Compared to placebo, patients with ATX treatment had an increase in diastolic BP (2,5 mmHg; CI 95 % 1,8 to 3,1; p<0,0001), systolic BP (1,5 mmHg; CI 95 % 0,6 to ,3; p<0,001), and heart rate (6 beats per minute; CI 95 % 5 to 7; p<0,0001). They also had decreased body weight (-1,4 kg; CI 95 % -1,1 to -1,8; p<0,0001) and shorter QTc on ECG (-12,8 ms; CI 95 % -9,0 to -16,2; p<0,0001).
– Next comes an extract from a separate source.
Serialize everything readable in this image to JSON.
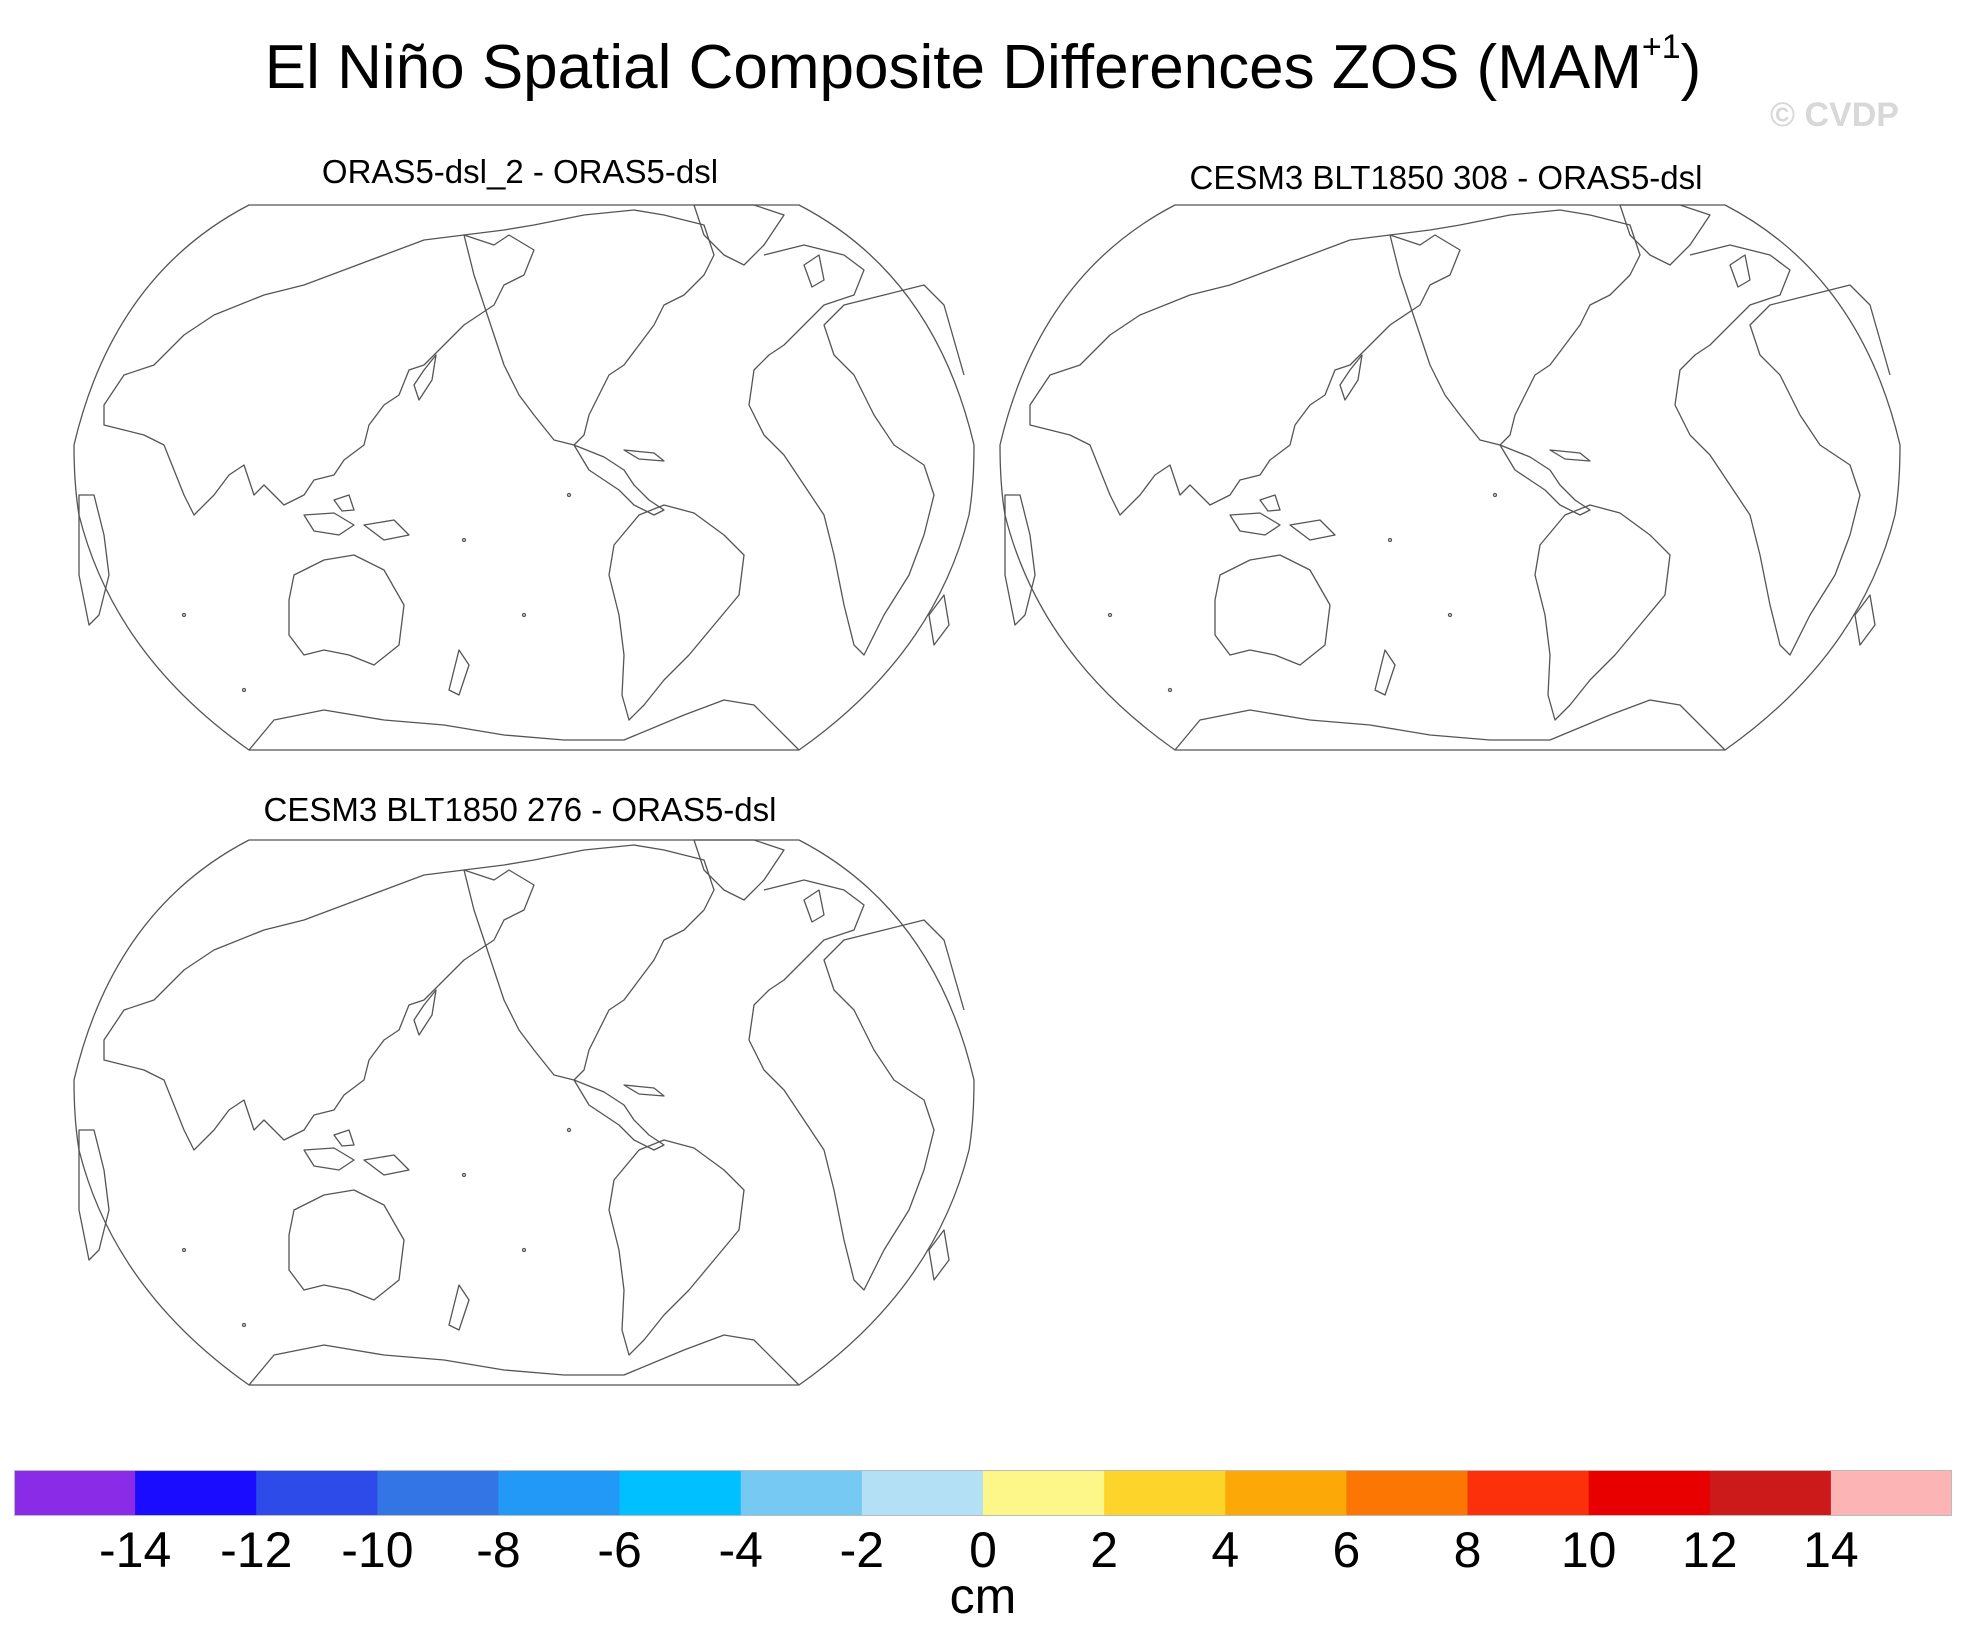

A review and network meta-analyses (NMA) published in Lancet Psychiatry 2018 «Cortese S, Adamo N, Del Giovane C, ym. Comparative...»2 compared efficacy and tolerability (proportion of patients who dropped out of studies because of side-effects) of medications for attention-deficit hyperactivity disorder in children, adolescents and adults. The methodical quality of the NMA was good. 81 double-blind randomised controlled trials comparing amphetamines, atomoxetine (ATX), buprobion, clonidine, guanfacine, methylphenidate and modafinil with each other or with placebo in the treatment of ADHD in children and adolescents were included. The exact number of studies comparing ATX with placebo in the treatment of ADHD in children and adolescents was not reported. However, from the figure (Figure 2) it can be concluded that many of those included RCTs compared either ATX or methylphenidate with placebo. No significant difference in tolerability were noted between atomoxetine and placebo in children and adolescents.
Comment: In rare cases, treatment with atomoxetine has been associated with liver damage manifested by elevated liver enzymes and bilirubin levels and associated jaundice. Very rarely, severe liver damage has also been reported, including acute liver failure. Treatment with Atomoxetin should be discontinued in patients with jaundice or liver damage based on laboratory tests and in these cases treatment should not be restarted.